Intervista
Unioni civili, Michela Marzano: perché lascio il Partito Democratico
La deputata e filosofa dopo l’approvazione del ddl Cirinnà lascia il Pd: «Non è quello che avevamo promesso», spiega all'Espresso, «si è colmata una lacuna ma a danno della credibilità della politica. Ed è quella la vera questione morale»
[[ge:rep-locali:espresso:285201102]]La legge sulle unioni è comunque un passo avanti. Tant’è che l’ha votata anche lei.«Si è colmata una lacuna. Ma, come ho scritto su Repubblica, non possiamo raccontare adesso che non cambia nulla se invece che ancorare la legge all’articolo 29 della nostra Costituzione - come accade per il matrimonio - lo facciamo all’articolo 2 e all’articolo 3 della Costituzione che assicurano i diritti inviolabili dell’uomo e affermano il principio costituzionale di uguaglianza. Definire l’unione civile come una “specifica formazione sociale”, non è quello che avevamo promesso dicendo che le famiglie sono tutte uguali»

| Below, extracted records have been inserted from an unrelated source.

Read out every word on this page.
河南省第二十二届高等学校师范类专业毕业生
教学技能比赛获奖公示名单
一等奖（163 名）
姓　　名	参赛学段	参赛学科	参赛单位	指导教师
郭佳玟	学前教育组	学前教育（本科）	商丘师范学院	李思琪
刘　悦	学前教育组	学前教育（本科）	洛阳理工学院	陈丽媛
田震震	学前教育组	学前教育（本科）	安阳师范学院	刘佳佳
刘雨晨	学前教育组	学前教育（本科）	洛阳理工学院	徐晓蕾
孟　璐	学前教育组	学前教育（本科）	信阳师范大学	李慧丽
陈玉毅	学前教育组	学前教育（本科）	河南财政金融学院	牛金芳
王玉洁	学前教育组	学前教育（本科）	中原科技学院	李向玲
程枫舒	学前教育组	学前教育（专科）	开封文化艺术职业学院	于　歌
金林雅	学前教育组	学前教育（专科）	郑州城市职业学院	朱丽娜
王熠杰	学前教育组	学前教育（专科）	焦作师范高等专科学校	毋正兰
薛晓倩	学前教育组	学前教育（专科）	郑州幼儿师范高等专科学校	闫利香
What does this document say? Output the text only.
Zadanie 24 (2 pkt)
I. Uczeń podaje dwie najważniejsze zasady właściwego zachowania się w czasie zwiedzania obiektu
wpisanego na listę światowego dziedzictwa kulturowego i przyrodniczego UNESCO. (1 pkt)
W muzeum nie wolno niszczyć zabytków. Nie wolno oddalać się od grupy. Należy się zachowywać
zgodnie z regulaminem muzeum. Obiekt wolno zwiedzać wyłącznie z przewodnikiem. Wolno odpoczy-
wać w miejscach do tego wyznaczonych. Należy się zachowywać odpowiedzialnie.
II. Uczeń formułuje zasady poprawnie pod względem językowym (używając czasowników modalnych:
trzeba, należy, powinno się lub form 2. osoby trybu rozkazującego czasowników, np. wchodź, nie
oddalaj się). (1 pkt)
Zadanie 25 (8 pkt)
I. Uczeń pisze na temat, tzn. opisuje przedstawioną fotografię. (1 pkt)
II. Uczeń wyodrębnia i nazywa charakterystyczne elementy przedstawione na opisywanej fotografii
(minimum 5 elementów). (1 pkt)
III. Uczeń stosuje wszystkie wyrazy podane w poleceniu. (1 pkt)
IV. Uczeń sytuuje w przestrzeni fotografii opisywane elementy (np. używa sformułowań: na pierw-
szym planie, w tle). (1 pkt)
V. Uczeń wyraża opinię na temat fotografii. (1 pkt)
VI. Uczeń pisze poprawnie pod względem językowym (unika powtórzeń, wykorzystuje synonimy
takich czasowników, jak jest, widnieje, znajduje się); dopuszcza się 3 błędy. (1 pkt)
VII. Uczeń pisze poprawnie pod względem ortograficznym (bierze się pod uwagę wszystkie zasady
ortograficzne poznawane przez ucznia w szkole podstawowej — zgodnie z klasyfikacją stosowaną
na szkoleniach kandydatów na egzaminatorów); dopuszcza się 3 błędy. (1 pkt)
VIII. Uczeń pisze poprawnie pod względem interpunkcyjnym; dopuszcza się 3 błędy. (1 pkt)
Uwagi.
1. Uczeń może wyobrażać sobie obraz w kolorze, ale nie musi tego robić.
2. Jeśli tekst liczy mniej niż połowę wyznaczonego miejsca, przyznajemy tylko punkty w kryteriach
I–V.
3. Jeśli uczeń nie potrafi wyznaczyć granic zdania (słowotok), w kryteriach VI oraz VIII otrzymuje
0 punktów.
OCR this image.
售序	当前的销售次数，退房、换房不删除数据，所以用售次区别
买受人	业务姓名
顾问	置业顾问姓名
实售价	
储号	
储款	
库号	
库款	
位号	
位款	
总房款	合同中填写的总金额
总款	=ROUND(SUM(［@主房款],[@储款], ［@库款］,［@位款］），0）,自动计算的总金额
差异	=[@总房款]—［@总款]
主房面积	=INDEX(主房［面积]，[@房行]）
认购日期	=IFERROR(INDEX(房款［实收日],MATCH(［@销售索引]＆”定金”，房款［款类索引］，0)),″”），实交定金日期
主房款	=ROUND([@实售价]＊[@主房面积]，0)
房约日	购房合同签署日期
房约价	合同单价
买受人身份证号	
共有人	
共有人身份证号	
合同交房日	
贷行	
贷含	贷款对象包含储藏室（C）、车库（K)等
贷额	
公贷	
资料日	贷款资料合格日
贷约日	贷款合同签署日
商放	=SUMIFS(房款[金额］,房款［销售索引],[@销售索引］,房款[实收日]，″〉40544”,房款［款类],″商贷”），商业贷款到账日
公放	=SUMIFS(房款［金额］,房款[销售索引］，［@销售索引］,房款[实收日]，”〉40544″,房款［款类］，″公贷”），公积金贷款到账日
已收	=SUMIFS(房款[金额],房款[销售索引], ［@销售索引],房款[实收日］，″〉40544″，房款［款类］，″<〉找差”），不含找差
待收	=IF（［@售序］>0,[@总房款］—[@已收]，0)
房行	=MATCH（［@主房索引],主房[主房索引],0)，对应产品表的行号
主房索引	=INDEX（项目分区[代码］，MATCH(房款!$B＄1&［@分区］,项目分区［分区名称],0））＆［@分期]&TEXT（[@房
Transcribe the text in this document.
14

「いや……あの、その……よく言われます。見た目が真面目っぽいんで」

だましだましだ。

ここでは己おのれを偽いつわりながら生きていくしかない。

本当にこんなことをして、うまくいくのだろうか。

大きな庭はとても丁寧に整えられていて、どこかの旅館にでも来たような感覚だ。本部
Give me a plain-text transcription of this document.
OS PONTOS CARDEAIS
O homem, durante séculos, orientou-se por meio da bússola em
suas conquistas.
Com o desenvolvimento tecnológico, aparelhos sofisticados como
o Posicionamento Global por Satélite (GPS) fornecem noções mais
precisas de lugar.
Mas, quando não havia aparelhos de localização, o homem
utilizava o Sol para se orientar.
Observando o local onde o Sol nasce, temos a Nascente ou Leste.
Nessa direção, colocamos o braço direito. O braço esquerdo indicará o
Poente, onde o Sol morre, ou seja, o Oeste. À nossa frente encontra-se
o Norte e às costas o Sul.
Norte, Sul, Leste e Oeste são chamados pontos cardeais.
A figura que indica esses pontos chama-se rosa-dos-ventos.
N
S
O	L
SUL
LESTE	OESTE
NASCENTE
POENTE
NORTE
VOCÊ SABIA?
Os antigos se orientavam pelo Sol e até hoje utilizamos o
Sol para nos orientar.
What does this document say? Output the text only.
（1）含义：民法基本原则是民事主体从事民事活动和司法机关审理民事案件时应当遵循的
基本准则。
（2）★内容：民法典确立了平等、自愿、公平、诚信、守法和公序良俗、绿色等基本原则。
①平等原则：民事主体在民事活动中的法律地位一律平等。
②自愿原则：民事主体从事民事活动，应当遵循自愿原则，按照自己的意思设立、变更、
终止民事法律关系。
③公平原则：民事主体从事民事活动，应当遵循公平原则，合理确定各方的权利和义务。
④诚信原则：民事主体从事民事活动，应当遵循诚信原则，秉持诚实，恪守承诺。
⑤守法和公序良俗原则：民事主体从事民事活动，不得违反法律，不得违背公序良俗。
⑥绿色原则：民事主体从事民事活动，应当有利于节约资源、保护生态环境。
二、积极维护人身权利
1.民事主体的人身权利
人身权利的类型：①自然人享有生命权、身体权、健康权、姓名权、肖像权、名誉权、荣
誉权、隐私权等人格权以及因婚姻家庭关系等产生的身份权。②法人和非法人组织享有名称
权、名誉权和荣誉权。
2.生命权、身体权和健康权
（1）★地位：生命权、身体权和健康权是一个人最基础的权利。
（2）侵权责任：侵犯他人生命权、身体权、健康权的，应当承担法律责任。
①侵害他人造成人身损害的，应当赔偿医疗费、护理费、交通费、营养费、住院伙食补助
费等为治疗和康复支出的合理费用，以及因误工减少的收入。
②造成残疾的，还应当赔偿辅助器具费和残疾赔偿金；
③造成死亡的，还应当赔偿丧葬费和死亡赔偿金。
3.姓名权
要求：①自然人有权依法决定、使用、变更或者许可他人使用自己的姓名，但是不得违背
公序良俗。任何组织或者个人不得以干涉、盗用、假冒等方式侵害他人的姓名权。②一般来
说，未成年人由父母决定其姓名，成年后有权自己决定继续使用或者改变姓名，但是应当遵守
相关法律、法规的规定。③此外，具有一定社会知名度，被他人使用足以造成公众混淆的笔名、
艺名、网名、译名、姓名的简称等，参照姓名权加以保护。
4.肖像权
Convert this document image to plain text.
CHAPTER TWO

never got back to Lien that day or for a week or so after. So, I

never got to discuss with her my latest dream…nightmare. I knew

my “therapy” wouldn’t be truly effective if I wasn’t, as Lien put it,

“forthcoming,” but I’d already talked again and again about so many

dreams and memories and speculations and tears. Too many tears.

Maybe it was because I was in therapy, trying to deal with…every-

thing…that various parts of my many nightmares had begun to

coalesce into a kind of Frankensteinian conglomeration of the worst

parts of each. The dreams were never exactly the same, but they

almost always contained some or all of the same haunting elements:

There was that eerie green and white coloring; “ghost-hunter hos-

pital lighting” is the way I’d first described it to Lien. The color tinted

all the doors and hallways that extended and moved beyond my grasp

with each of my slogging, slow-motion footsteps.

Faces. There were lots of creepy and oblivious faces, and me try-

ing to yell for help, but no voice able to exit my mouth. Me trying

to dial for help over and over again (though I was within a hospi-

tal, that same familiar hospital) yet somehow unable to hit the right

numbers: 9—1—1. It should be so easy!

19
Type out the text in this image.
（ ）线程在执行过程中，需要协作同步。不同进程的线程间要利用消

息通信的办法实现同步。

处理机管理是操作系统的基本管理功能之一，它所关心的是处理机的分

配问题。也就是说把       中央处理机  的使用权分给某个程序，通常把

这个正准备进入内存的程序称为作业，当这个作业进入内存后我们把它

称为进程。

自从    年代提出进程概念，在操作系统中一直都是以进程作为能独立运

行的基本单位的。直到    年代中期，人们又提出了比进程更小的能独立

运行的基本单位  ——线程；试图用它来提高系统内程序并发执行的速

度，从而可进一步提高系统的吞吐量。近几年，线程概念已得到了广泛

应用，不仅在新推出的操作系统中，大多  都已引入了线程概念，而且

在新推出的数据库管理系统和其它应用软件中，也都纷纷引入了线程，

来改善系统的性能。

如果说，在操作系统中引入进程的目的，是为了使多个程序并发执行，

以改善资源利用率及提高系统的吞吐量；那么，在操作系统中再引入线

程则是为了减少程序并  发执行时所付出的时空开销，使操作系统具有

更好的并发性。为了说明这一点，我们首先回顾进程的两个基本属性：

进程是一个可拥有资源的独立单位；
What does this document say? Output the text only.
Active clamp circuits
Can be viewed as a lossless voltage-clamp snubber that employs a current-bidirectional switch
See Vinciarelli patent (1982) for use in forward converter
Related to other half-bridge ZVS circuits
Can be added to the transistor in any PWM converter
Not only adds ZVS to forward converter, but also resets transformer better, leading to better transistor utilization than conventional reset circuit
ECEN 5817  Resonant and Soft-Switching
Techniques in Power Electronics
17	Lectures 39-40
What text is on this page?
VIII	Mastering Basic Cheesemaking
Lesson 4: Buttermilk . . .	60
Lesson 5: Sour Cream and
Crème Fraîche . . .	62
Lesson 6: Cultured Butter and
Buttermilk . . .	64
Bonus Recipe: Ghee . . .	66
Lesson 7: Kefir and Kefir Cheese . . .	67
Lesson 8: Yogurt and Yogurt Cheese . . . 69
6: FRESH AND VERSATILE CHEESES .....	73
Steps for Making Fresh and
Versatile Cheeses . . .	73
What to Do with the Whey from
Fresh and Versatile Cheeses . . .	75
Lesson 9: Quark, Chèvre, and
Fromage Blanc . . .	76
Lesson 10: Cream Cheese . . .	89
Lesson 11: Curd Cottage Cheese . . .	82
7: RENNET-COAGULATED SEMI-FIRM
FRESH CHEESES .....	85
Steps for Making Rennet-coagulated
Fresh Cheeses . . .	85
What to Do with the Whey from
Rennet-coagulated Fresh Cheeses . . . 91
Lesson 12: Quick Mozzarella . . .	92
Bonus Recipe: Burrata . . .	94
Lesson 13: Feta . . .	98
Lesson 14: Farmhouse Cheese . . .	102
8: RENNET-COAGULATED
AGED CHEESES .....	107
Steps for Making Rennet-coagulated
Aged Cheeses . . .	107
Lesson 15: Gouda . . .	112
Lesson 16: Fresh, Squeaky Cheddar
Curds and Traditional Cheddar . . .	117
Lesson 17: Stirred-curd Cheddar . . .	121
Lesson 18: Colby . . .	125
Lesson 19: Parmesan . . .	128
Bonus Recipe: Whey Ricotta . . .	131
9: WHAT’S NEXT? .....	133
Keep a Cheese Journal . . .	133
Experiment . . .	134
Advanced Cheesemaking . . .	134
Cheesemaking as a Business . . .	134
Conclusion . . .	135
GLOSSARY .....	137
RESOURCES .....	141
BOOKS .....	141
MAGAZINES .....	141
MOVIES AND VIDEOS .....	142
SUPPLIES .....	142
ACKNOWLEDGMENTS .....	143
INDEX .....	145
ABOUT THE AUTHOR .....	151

E adesso lascia il Pd. Ha scritto al capogruppo Rosato comunicando le dimissioni dal gruppo.«Devo essere coerente con me stessa e con le mie battaglie».Si dimetterà anche da parlamentare? Sembrava intenzionata..«No, non mi dimetto: finché dura la legislatura continuerò a portare avanti le mie idee e i miei progetti. Che poi sono quelli su cui lavoro da anni, studio e scrivo, e per cui mi fu chiesto di candidarmi».Quando ha accettato la candidatura sapeva però che il Pd ha varie anime, alcune molto conservatrici. Potrei dirle che è la sua posizione su temi come la gestazione per altri o l’eutanasia, l’anomalia.«Io invece non penso di esser l’eccezione. Nel Pd ci sono due anime, è vero, ma sono appunto due. Solo che una viene costretta in sofferenza. Lo abbiamo visto anche durante le votazione sulle unioni civili. Persino su alcuni ordini del giorno, che hanno un peso minimo: io ho votato, ad esempio, un ordine del giorno di Sinistra Italiana con un impegnoo sulle adozioni, e molti altri colleghi volevano come me premere verde. Però arrivavano da dietro le urla di cambiare colore».
Di cosa si occuperà?«Ho già depositato una proposta di legge che rivede la legge sulle adozioni, altra cosa che il governo ha promesso di fare, per far digerire lo stralcio della stepchild, e che sarebbe il caso di mantenere. Lavorerò perché si arrivi veramente a cambiare l’articolo 6 che limita le adozioni alle sole coppie eterosessuali sposate da almeno tre anni: devono poter adottare tutte le coppie, anche omosessuali, e i single. Poi in commissioni Affari sociali si sta discutendo del testamento biologico, e anche lì c’è un testo a mia firma. Sono progetti che mi sembrerebbe ingiusto lasciare a metà».
Già nei mesi scorsi aveva dato segnali chiari di sofferenza. Finita la legislatura lascerà la politica, tornerà alla sola docenza?«Finita la legislatura torno a tempo pieno al mio lavoro. Ci torno con una consapevolezza più grande, avendo imparato molte cose, perché comunque è un’esperienza molto importante, penso, soprattutto per un filosofo la cui tipica pecca è quella di filosofare senza conoscere anche i meccanismi del processo decisionale».
Tornasse indietro accetterebbe ancora la candidatura?«lo rifarei, sì, perché ho imparato molto, ma ho fatto anche delle cose. A cominciare dal primo gesto, la ratifica della convenzione di Istanbul, arrivando poi all’ultimo, all’aver comunque spostato il Pd sul tema della gestazione per altri. Volevano introdurre il reato universale e, a forza di spiegare e spiegare, il dispositivo votato è diverso e si concentra sulla difesa dei bambini a prescindere dal modo in cui sono stati concepiti».
E dopo, anche da non parlamentare, non la interessano progetti politici più a sinistra? Si era detta vicina a Civati...«No, per ora non mi interessa nessun altro progetto. Resto nel misto e poi torno al mio lavoro. Poi vedremo, certo, ma lo dico perché nessuno può sapere con assoluta certezza cosa lo attende, quali scelte farà in futuro».